Vamos supor que, em vez de estarmos num avião, estamos num planador no meio do furacão, sem o controle e o poder do motor. Somos arrastados pelos ventos arrebatadores. Se temos alguma idéia de sair vivos disso, somos tolos. Mesmo assim, enquanto vivermos dentro daquela enorme massa de ventos temos uma excelente carona. Apesar do medo e do terror, pode ser excitante e delicioso - como deslizar montanha abaixo.O homem no alto da árvore, agarrado para salvar sua vida, é como o piloto do avião, esperando em desespero conseguir salvar-se das oscilações da vida. E depois lhe perguntam: "Qual é o significado da vida?". Como é que ele responde? Como é que nós respondemos? Ao vivermos nossas vidas, assim como ao fazermos zazen, estamos tentando proteger-nos. Essa mente que pensa, imagina, se excita, se emociona, culpa os outros e se sente vítima é como o piloto do avião tentando desesperadamente, sair do furacão. Numa vida de tantas tensões e agruras, jogamos com tudo o que temos apenas para sobreviver. Toda a nossa atenção está em nós mesmos e em nosso painel de controles; quando tentamos nos salvar, não prestamos atenção em mais nada. Contudo quem estiver no planador pode desfrutar tudo - os relâmpagos, a chuva quente, o uivo do vento. Ele pode passar momentos indescritíveis. O que acontecerá no final? Ambos morrem, é claro. Mas qual conhece o significado da vida? Quem conhece o contentamento?

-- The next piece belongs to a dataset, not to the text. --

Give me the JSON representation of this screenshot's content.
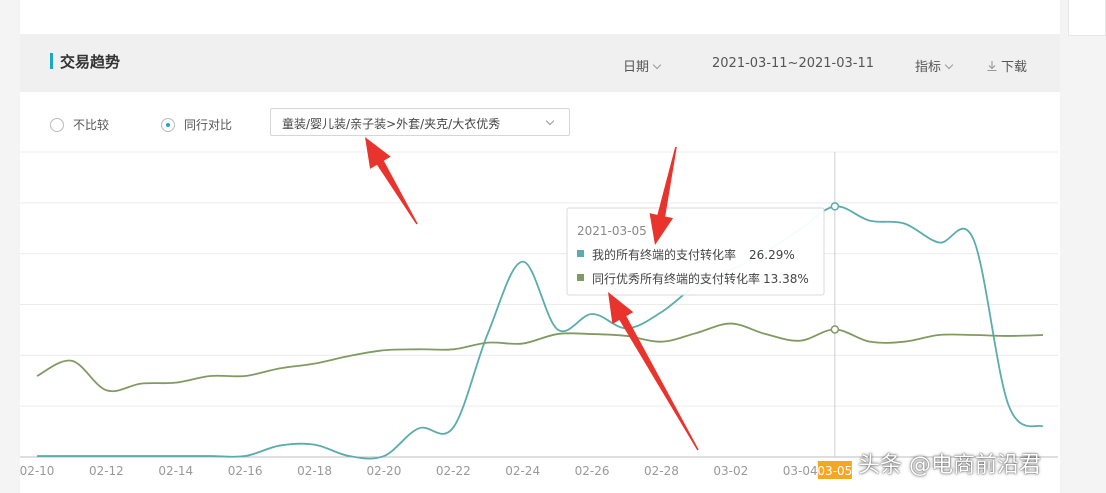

Como o primeiro piloto, passamos a vida inteira tentando proteger a nós mesmos. Quanto mais nossa intenção é nos proteger das oscilações de nossa atual situação, mais estresse sentimos, mais infelizes nos tornamos e menos vivemos realmente a nossa vida. Devemos ignorar o cenário que nos rodeia se estamos obcecados com os painéis de controle, que cedo ou tarde irão nos faltar, de qualquer modo.

Quando estamos no zazen, podemos observar nossos mecanismos de proteção prestando atenção à nossa mente. Podemos notar como tentamos explicar nossa dor e assim afastá-la, jogando a culpa de nossas dificuldades em outrem. Conseguimos perceber nossas impiedosas e vãs tentativas de nos salvar. Nossos esforços não adiantam de nada, é claro. Quanto mais tentamos, mais tensos e nervosos ficamos.

Existe apenas uma coisa para finalmente resolver o problema; ninguém quer ouvir qual é, porém. Pense no homem que está no planador. Será que ele de fato queria estar lá? Desde o primeiro instante, ele não tem nenhuma chance. Ele está ali só para ser levado na maior carona do mundo. Nossas próprias vidas são como essa carona, que termina inevitavelmente em nossa morte.

Estamos tentando fazer o impossível, salvar-nos. Não podemos fazê-lo. Aliás, estamos todos morrendo neste exato minuto. Quantos minutos mais temos? Como o planador, talvez tenhamos só mais um minuto, talvez uma centena deles. Não importa quantos: no final, caímos todos. Mas aquele que pode perguntar "Qual é o significado da vida?" é o piloto do planador, não o do avião. O primeiro saberá que no instante seguinte irá colidir, e o segundo só saberá quando gritar.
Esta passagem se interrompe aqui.